In the appeal on hand, although the appellant failed to give the exact hour of service on the 4th of May, 2005, which happened to be a Friday, reckoning of the required two days before hearing ought to have commenced from the next day which happened to be a Saturday [5th of May, 2005]. The Sunday following [6th of May, 2005], must, as a matter of law, be counted out. Thus, Monday, [07/05/2005 following the Sunday, will complete the required two clear days interval from the day of service, to qualify the Motion to be heard. Thus, the earliest day the motion could be heard was Tuesday, the 8th day of May, 2005, If the motion was heard on that Tuesday, there would not have been an opportunity for the appellant, whether he was present personally in Court or represented, to rely on lack of fair hearing to defeat the proceeding of the Court below held on Monday, the 7th day of May, 2005. This is the last stroke and of course the heaviest that broke the camel’s back.
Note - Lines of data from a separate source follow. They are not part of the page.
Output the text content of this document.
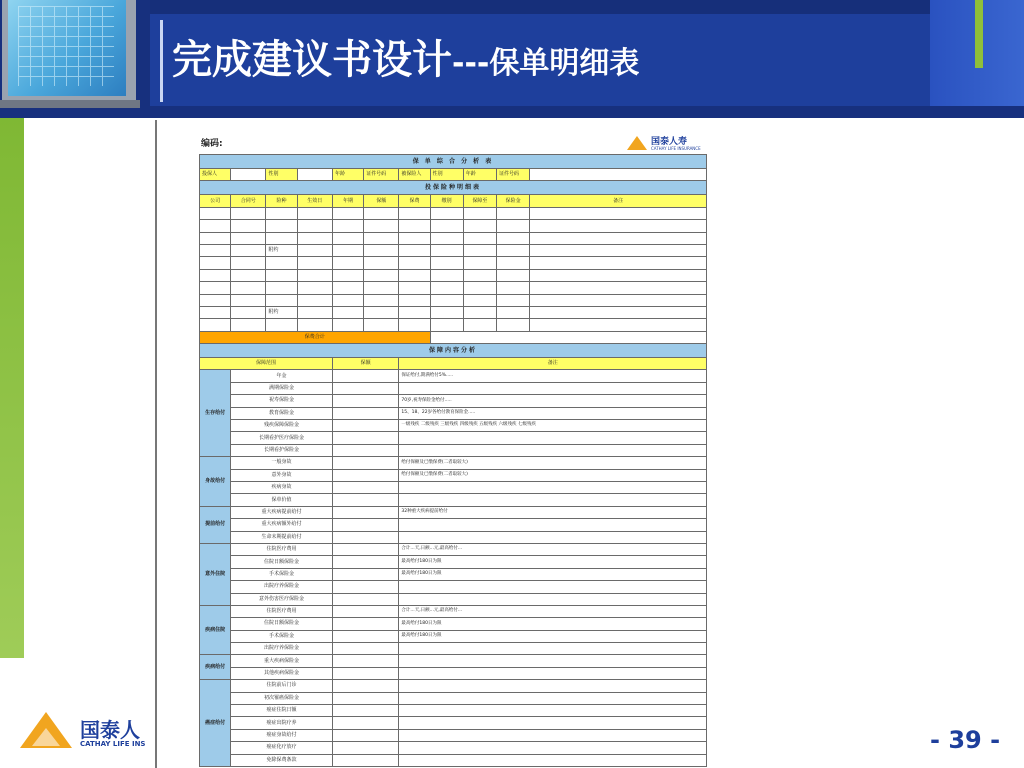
完成建议书设计---保单明细表
编码:	国泰人寿
CATHAY LIFE INSURANCE
保 单 综 合 分 析 表										
投保人		性别		年龄	证件号码	被保险人	性别	年龄	证件号码	
投保险种明细表										
公司	合同号	险种	生效日	年期	保额	保费	缴别	保障至	保险金	备注

		附约								

		附约								

保费合计										
保障内容分析										
保障范围				保额		备注				
生存给付	年金					保证给付,期满给付5%.....				
	满期保险金									
	祝寿保险金					70岁,祝寿保险金给付.....				
	教育保险金					15、18、22岁各给付教育保险金.....				
	残疾保障保险金					一级残疾 二级残疾 三级残疾 四级残疾 五级残疾 六级残疾 七级残疾				
	长期看护医疗保险金									
	长期看护保险金									
身故给付	一般身故					给付保额及已缴保费(二者取较大)				
	意外身故					给付保额及已缴保费(二者取较大)				
	疾病身故									
	保单价值									
提前给付	重大疾病提前给付					32种重大疾病提前给付				
	重大疾病额外给付									
	生命末期提前给付									
意外住院	住院医疗费用					合计...天,日额...元,最高给付...				
	住院日额保险金					最高给付180日为限				
	手术保险金					最高给付180日为限				
	出院疗养保险金									
	意外伤害医疗保险金									
疾病住院	住院医疗费用					合计...天,日额...元,最高给付...				
	住院日额保险金					最高给付180日为限				
	手术保险金					最高给付180日为限				
	出院疗养保险金									
疾病给付	重大疾病保险金									
	其他疾病保险金									
癌症给付	住院前后门诊									
	初次罹癌保险金									
	癌症住院日额									
	癌症出院疗养									
	癌症身故给付									
	癌症化疗放疗									
	免除保费条款									
国泰人
CATHAY LIFE INS	- 39 -
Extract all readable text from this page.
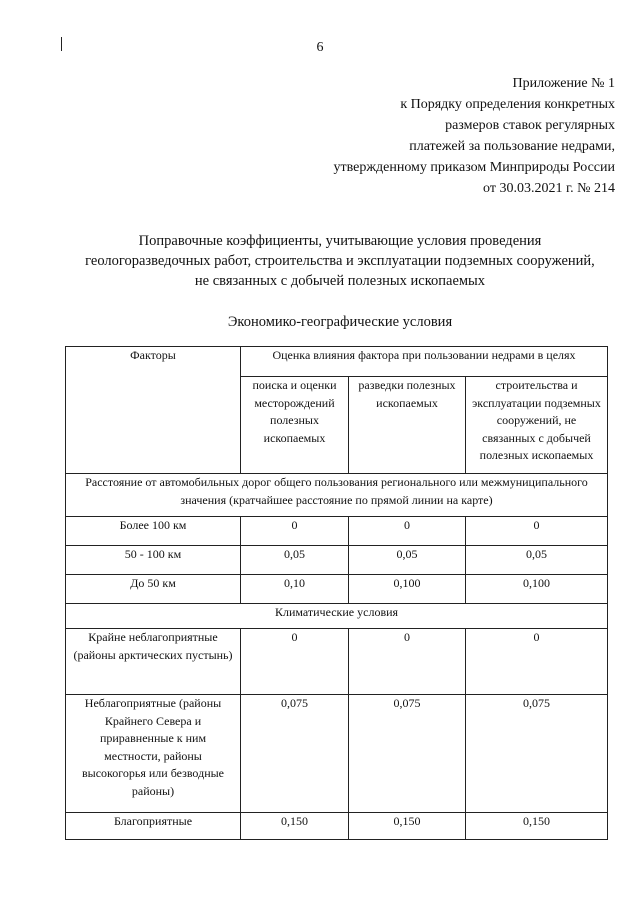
6
Приложение № 1
к Порядку определения конкретных
размеров ставок регулярных
платежей за пользование недрами,
утвержденному приказом Минприроды России
от 30.03.2021 г. № 214
Поправочные коэффициенты, учитывающие условия проведения
геологоразведочных работ, строительства и эксплуатации подземных сооружений,
не связанных с добычей полезных ископаемых
Экономико-географические условия
Факторы	Оценка влияния фактора при пользовании недрами в целях		
	поиска и оценки месторождений полезных ископаемых	разведки полезных ископаемых	строительства и эксплуатации подземных сооружений, не связанных с добычей полезных ископаемых
Расстояние от автомобильных дорог общего пользования регионального или межмуниципального значения (кратчайшее расстояние по прямой линии на карте)			
Более 100 км	0	0	0
50 - 100 км	0,05	0,05	0,05
До 50 км	0,10	0,100	0,100
Климатические условия			
Крайне неблагоприятные (районы арктических пустынь)	0	0	0
Неблагоприятные (районы Крайнего Севера и приравненные к ним местности, районы высокогорья или безводные районы)	0,075	0,075	0,075
Благоприятные	0,150	0,150	0,150
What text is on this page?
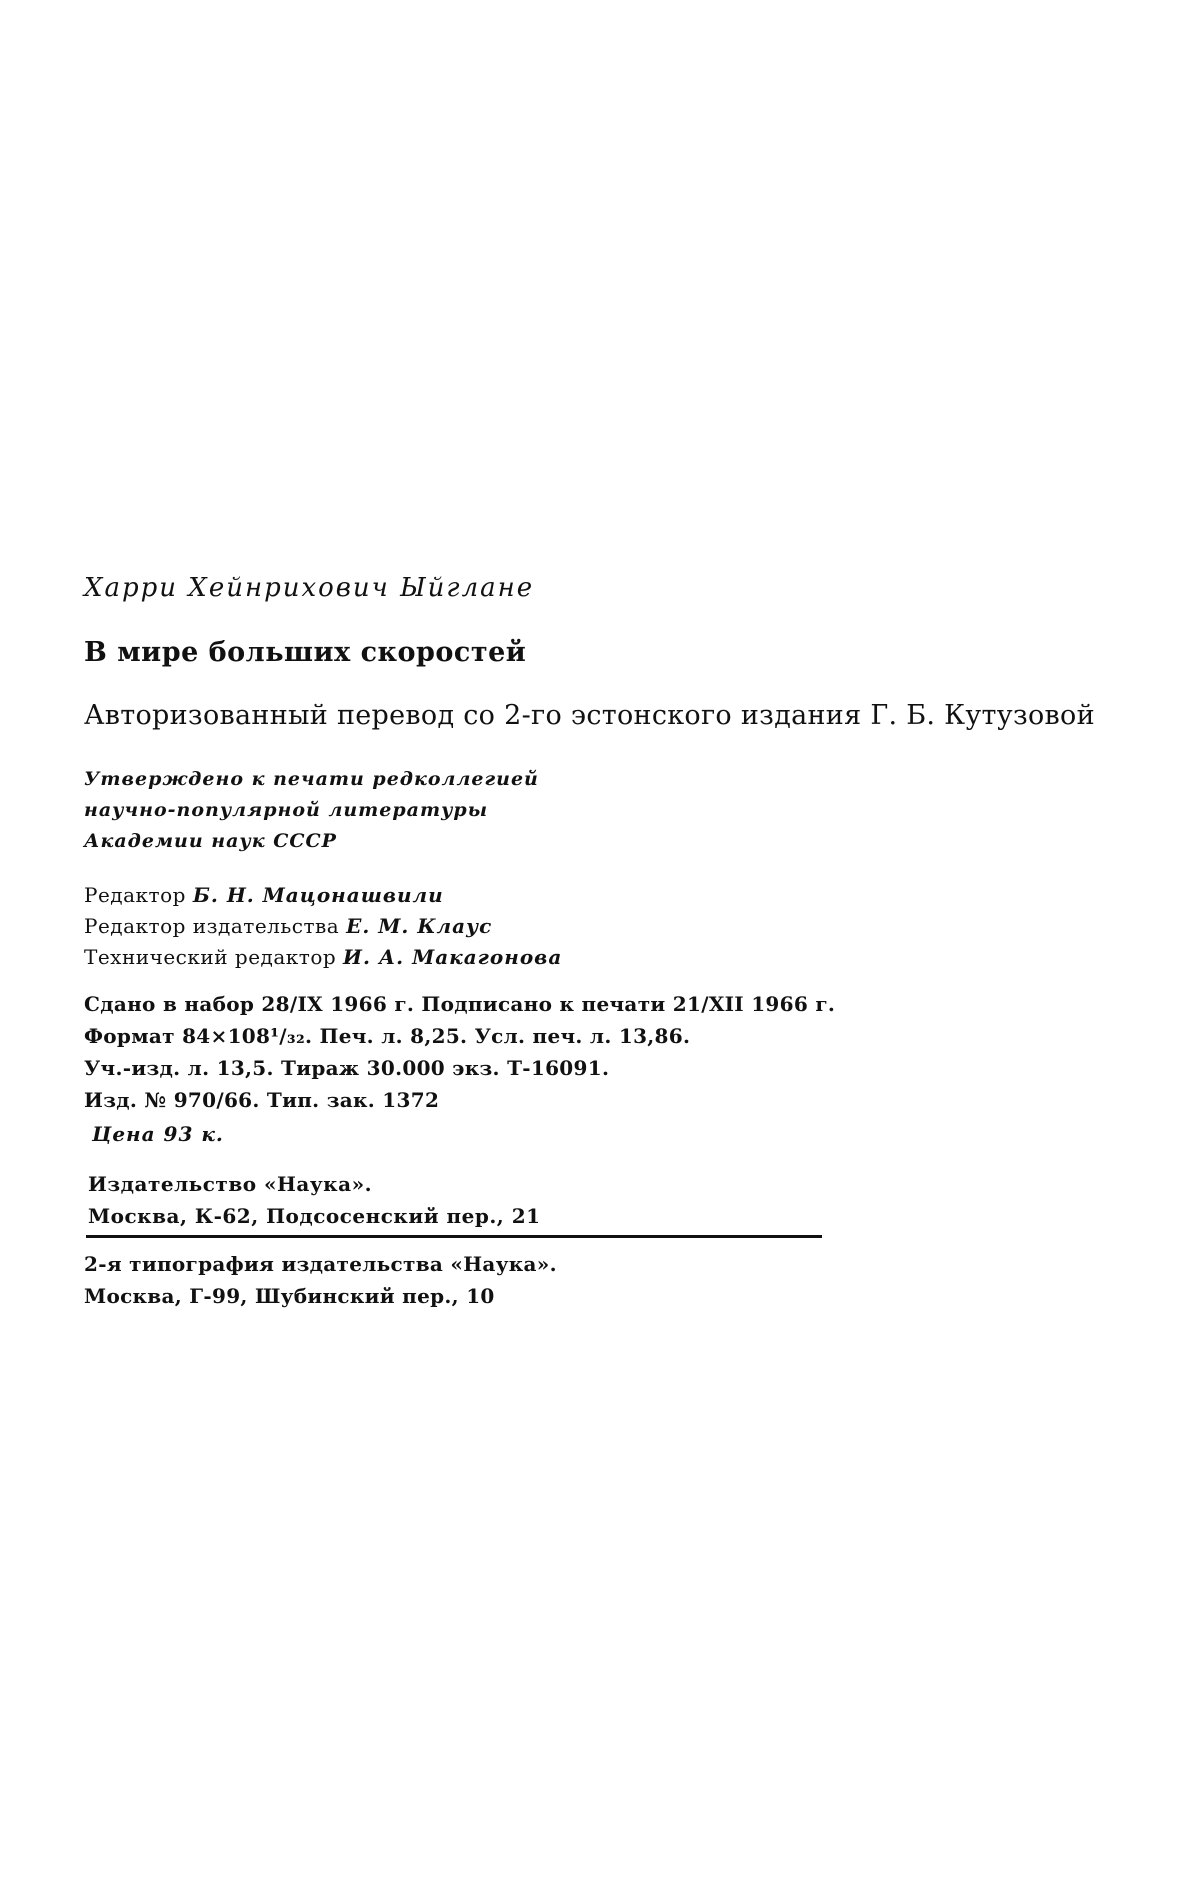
Харри Хейнрихович Ыйглане
В мире больших скоростей
Авторизованный перевод со 2-го эстонского издания Г. Б. Кутузовой
Утверждено к печати редколлегией
научно-популярной литературы
Академии наук СССР
Редактор Б. Н. Мацонашвили
Редактор издательства Е. М. Клаус
Технический редактор И. А. Макагонова
Сдано в набор 28/IX 1966 г. Подписано к печати 21/XII 1966 г.
Формат 84×108¹/₃₂. Печ. л. 8,25. Усл. печ. л. 13,86.
Уч.-изд. л. 13,5. Тираж 30.000 экз. Т-16091.
Изд. № 970/66. Тип. зак. 1372
Цена 93 к.
Издательство «Наука».
Москва, К-62, Подсосенский пер., 21
2-я типография издательства «Наука».
Москва, Г-99, Шубинский пер., 10
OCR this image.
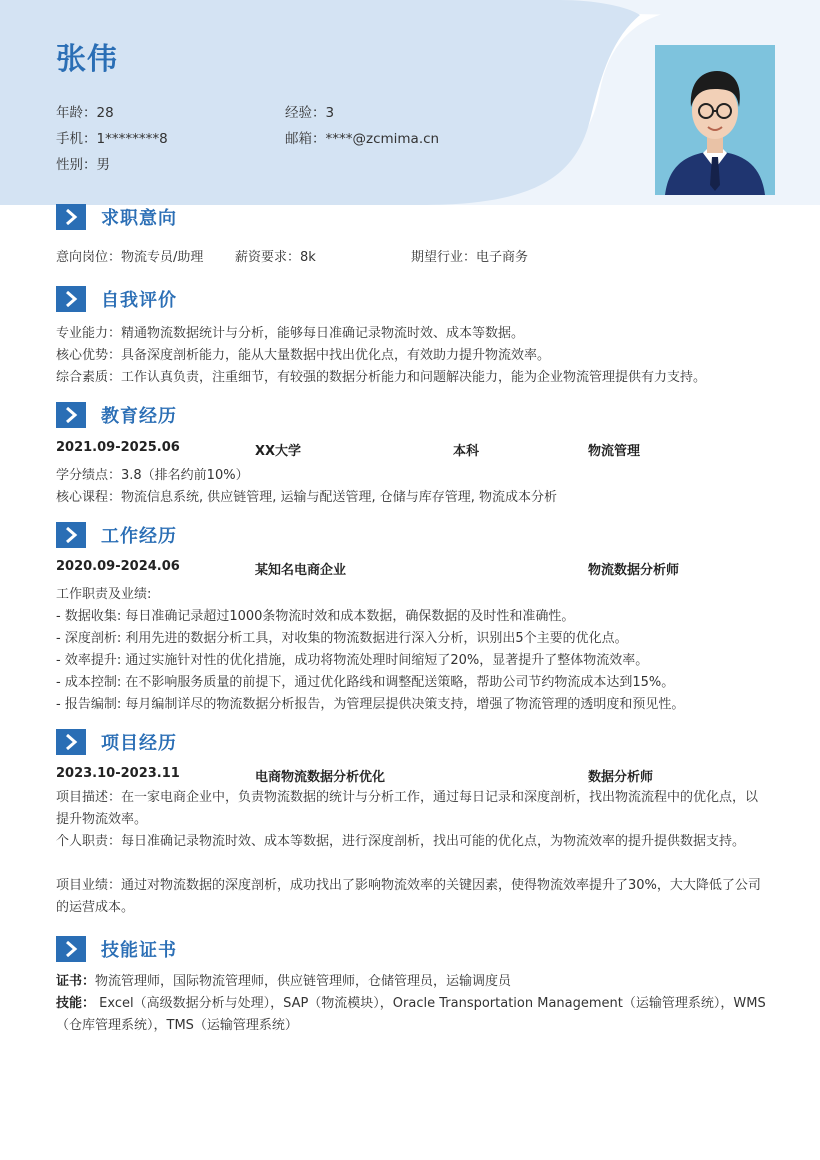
张伟
年龄：28	经验：3
手机：1********8	邮箱：****@zcmima.cn
性别：男
求职意向
意向岗位：物流专员/助理 薪资要求：8k	期望行业：电子商务
自我评价
专业能力：精通物流数据统计与分析，能够每日准确记录物流时效、成本等数据。
核心优势：具备深度剖析能力，能从大量数据中找出优化点，有效助力提升物流效率。
综合素质：工作认真负责，注重细节，有较强的数据分析能力和问题解决能力，能为企业物流管理提供有力支持。
教育经历
2021.09-2025.06	XX大学	本科	物流管理
学分绩点：3.8（排名约前10%）
核心课程：物流信息系统, 供应链管理, 运输与配送管理, 仓储与库存管理, 物流成本分析
工作经历
2020.09-2024.06	某知名电商企业	物流数据分析师
工作职责及业绩:
- 数据收集: 每日准确记录超过1000条物流时效和成本数据，确保数据的及时性和准确性。
- 深度剖析: 利用先进的数据分析工具，对收集的物流数据进行深入分析，识别出5个主要的优化点。
- 效率提升: 通过实施针对性的优化措施，成功将物流处理时间缩短了20%，显著提升了整体物流效率。
- 成本控制: 在不影响服务质量的前提下，通过优化路线和调整配送策略，帮助公司节约物流成本达到15%。
- 报告编制: 每月编制详尽的物流数据分析报告，为管理层提供决策支持，增强了物流管理的透明度和预见性。
项目经历
2023.10-2023.11	电商物流数据分析优化	数据分析师
项目描述：在一家电商企业中，负责物流数据的统计与分析工作，通过每日记录和深度剖析，找出物流流程中的优化点，以提升物流效率。
个人职责：每日准确记录物流时效、成本等数据，进行深度剖析，找出可能的优化点，为物流效率的提升提供数据支持。
项目业绩：通过对物流数据的深度剖析，成功找出了影响物流效率的关键因素，使得物流效率提升了30%，大大降低了公司的运营成本。
技能证书
证书：物流管理师，国际物流管理师，供应链管理师，仓储管理员，运输调度员
技能： Excel（高级数据分析与处理），SAP（物流模块），Oracle Transportation Management（运输管理系统），WMS（仓库管理系统），TMS（运输管理系统）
Thus, the Court below sat on Monday, the 7th day of May, 2005, on the matter on hand when it was bereft of jurisdiction on the matter. It lacked one of the fundamental factors which confer jurisdiction on a Court, that is, the initiation of the proceeding before it by due process of law. See: MADUKOLU VS. NKEMDILIM [1962] 2 SCNLR 341. This makes the proceeding of that day by the Court below to be a nullity. The situation can hardly be salvaged as it is.

I need to draw attention before I conclude that the Court below has enormous powers conferred on it by the Constitution, the Act creating the Court, the Court’s Rules of Procedure particularly section 16 of the Act and Order 3 rules 23 of the rules, such that in exercising its full jurisdiction over the whole proceedings as if the proceedings had been instituted in the Court of Appeal as a court of first instance. The Court of Appeal thus, has power to apply the very laws that are applicable in the High Court from which the case on appeal came. See: MRS. VICTORIA OKOTIE EBOH & ORS. VS. ADOLO OKOTIE EBOH & ORS. [1986] 1 SC 4791.

On the final analysis, I find merit in this appeal. I hereby allow the appeal and remit same for a fair hearing by the Court below. I find no need to delve into other issues which touch on the main appeal. Parties should bear their own costs in this appeal.